Da Tempi del Settembre 2018. Foto da gruppodab.it
Lo stato delle carceri in Italia non è un modello di coerenza. In altre nazioni si giunge al processo da liberi, anche per reati gravi, spesso dopo aver pagato una cauzione e, se condannati, si lascia l’aula d’udienza in vincoli. Da noi accade con frequenza che si pervenga al processo in stato di detenzione cautelare e, se condannati, si esce dal carcere o perché la pena è sospesa o perché operano i benefici dell’ordinamento penitenziario. La popolazione carceraria, in relazione alla popolazione residente, è fra le più basse al mondo; eppure nell’agenda di ogni ministro della Giustizia, e quindi di ogni governo, non manca mai la voce «sovraffollamento degli istituti di pena». L’Italia ha sottoscritto accordi con altri Stati, anche extraeuropei, perché i cittadini di quegli Stati che siano condannati qui vadano a espiare la pena loro inflitta nel paese di provenienza: peccato che ciò poi si realizzi in casi rarissimi, nonostante la significativa presenza di stranieri nelle carceri italiane e nonostante l’Italia abbia addirittura sostenuto le spese per la realizzazione di penitenziari fuori dai propri confini, per esempio in Albania, per incentivare l’applicazione degli accordi.

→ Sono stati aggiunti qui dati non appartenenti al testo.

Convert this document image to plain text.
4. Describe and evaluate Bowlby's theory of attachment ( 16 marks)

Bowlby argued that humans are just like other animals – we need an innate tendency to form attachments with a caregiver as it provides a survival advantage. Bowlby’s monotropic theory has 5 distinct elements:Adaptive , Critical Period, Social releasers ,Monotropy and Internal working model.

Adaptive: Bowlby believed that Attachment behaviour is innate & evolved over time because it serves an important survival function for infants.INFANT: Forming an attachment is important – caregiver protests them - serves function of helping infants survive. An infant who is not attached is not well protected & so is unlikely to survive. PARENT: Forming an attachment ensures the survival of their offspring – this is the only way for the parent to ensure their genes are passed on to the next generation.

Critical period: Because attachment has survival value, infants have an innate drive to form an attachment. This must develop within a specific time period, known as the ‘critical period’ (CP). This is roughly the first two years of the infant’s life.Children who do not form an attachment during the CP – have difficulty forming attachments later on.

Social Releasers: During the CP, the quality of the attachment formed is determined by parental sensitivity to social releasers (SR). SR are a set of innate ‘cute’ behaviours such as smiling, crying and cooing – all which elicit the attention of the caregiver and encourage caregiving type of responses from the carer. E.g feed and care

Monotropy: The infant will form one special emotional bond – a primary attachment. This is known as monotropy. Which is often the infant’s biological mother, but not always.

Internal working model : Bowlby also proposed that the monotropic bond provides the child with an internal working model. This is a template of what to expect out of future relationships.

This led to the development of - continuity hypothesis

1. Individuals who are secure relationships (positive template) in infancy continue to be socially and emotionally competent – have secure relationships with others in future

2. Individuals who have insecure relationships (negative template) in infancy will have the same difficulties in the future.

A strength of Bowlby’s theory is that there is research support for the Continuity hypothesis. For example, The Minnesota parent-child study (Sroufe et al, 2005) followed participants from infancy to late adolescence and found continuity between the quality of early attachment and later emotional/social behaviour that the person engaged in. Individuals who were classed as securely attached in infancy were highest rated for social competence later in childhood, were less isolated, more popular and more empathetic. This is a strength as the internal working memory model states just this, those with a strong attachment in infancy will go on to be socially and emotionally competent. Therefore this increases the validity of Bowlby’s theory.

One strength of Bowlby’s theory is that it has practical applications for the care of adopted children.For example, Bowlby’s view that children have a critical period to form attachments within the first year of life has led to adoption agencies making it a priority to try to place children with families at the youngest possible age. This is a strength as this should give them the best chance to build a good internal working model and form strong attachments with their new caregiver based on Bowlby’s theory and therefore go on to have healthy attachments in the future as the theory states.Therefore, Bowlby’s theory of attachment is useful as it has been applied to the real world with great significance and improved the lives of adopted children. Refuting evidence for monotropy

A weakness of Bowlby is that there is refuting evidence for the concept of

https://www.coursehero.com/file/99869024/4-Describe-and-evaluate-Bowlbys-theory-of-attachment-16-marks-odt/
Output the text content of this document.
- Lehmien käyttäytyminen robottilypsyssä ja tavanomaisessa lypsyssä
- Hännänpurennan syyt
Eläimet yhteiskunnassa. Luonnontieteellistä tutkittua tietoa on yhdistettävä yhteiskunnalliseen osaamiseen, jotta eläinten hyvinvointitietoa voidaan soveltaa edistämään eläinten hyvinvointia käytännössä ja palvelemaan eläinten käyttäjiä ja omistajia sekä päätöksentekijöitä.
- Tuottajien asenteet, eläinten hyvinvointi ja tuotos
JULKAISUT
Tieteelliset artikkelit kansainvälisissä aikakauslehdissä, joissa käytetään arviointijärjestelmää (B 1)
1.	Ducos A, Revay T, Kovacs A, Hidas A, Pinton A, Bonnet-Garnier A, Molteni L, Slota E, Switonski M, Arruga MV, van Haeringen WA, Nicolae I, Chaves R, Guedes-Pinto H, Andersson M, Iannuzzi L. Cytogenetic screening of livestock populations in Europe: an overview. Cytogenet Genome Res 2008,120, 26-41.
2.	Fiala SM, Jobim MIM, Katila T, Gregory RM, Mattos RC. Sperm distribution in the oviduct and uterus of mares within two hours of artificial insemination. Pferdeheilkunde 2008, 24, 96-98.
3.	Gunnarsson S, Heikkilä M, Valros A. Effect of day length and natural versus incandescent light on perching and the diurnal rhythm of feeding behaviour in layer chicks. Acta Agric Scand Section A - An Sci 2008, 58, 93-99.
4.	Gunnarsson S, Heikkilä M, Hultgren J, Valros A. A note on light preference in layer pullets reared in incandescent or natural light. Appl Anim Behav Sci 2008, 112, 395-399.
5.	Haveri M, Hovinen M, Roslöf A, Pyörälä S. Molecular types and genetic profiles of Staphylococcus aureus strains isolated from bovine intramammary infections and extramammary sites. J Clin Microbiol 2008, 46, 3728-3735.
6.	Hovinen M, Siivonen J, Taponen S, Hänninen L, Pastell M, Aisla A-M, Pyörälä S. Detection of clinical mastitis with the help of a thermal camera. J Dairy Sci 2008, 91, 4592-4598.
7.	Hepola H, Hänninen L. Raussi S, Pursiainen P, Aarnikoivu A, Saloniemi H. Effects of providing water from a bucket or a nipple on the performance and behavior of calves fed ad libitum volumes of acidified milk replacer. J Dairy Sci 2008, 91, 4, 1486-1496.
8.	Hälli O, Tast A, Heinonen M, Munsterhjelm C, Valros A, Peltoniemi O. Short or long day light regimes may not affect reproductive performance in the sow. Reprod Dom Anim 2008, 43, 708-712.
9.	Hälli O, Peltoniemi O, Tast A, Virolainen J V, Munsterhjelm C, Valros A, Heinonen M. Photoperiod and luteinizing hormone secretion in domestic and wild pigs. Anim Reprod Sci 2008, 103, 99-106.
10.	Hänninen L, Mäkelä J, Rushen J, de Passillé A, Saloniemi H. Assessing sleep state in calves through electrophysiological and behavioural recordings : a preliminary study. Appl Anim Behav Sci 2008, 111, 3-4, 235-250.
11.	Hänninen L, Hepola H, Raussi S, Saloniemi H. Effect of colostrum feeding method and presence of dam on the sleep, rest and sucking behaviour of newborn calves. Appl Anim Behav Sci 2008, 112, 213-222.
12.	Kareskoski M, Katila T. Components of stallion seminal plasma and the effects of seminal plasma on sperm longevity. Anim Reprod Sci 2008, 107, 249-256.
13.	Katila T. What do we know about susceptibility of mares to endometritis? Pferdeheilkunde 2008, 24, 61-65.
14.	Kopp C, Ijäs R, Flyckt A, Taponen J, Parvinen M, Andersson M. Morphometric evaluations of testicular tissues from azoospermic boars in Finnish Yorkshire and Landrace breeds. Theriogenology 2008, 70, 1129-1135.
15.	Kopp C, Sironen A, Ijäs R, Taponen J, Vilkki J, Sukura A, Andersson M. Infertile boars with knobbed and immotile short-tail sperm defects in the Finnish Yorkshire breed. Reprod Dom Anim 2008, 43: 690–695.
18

Il personale è più che adeguato al Sud, visto che i concorsi sono affrontati e superati soprattutto da meridionali, ed è scarso al Nord: a tal punto che in talune regioni del Nord esistono spazi disponibili mai utilizzati.
Potrei continuare nell’elenco dei paradossi; mi fermo qui per guardare in prospettiva e, come Colombo col suo uovo, per mettere in fila qualche esigenza, tanto elementare quanto irrinunciabile:
• una parte consistente di detenuti – circa un terzo – lo è in assenza di una condanna definitiva. All’interno di questa sub popolazione vi è chi comunque una condanna l’ha ricevuta. Ma è incontestabile che la custodia cautelare in carcere sia ancora oggi adoperata con larghezza. La quantità di indennizzi per ingiusta detenzione attesta che in troppi casi si continuia a ricorrere a essa senza ragione. Non c’è da cambiare la legge, già modificata mille volte senza apprezzabili risultati: è un dato di cultura che chiama in causa anzitutto la magistratura, è su di esso che bisogna lavorare;
• più d’un terzo dei reclusi sono stranieri, con un elevato tasso di recidiva. Se sono stati conclusi accordi per il trasferimento negli Stati di origine per l’espiazione, di essi va preteso il rispetto col paese contraente: questo compete al governo, e in particolare al Guardasigilli. Si deve poi capire perché, pur se dopo l’espiazione della pena inflitta allo straniero la nostra legge ne prevede l’espulsione, o addirittura la individua quale misura alternativa alla pena, l’espulsione giudiziaria non ha corso quasi mai. È un terreno sul quale un monitoraggio del ministero non guasterebbe, accompagnato da una più intensa interlocuzione con la magistratura. L’insieme delle due opportunità permetterebbe un alleggerimento della popolazione detenuta;
• se, nonostante un uso più cauto della custodia cautelare e un allontanamento effettivo degli stranieri, gli spazi restassero insufficienti, la soluzione non è inventare norme per cancellare reati o per impedirne la persecuzione, come è accaduto con più d’una riforma approvata nella passata legislatura. La soluzione è costruire nuove carceri. È facile deflazionare le presenze con provvedimenti buonisti: si ottiene la pace negli istituti di pena, ma l’incremento della guerra nelle nostre strade;
• va adoperata più fantasia nella individuazione, là dove il reato lo consente, di sanzioni differenti dalla detenzione. Qualcosa è stato fatto, ma il lavoro non deve fermarsi. Chi danneggia edifici o spazi pubblici teme più l’inflizione di un periodo di lavoro sostitutivo di una condanna a pochi giorni o settimane di reclusione che, proprio perché minima, non verrà mai espiata, o addirittura di un proscioglimento perché il fatto viene qualificato di lieve entità;
• se il personale penitenziario di origine meridionale supera quello di origine settentrionale vanno introdotti incentivi per lavorare al Nord. Alla fine costa meno delle giornate perdute per le ragioni più varie, tutte riconducibili alla distanza da casa. Vi è un ultimo nodo da affrontare, e riguarda la funzione della pena. Non è un nodo teorico. La pena ha funzione rieducativa e rispetta la dignità di chi la subisce se mantiene il suo carattere punitivo di una condotta vietata. L’orientamento radicaloide che nega il ruolo sanzionatorio della pena per privilegiare, al più, quello della prevenzione, è all’origine di riforme errate, e più in generale di una scorretta impostazione della questione.
Che ha ricadute sulla cura da dedicare all’universo penitenziario.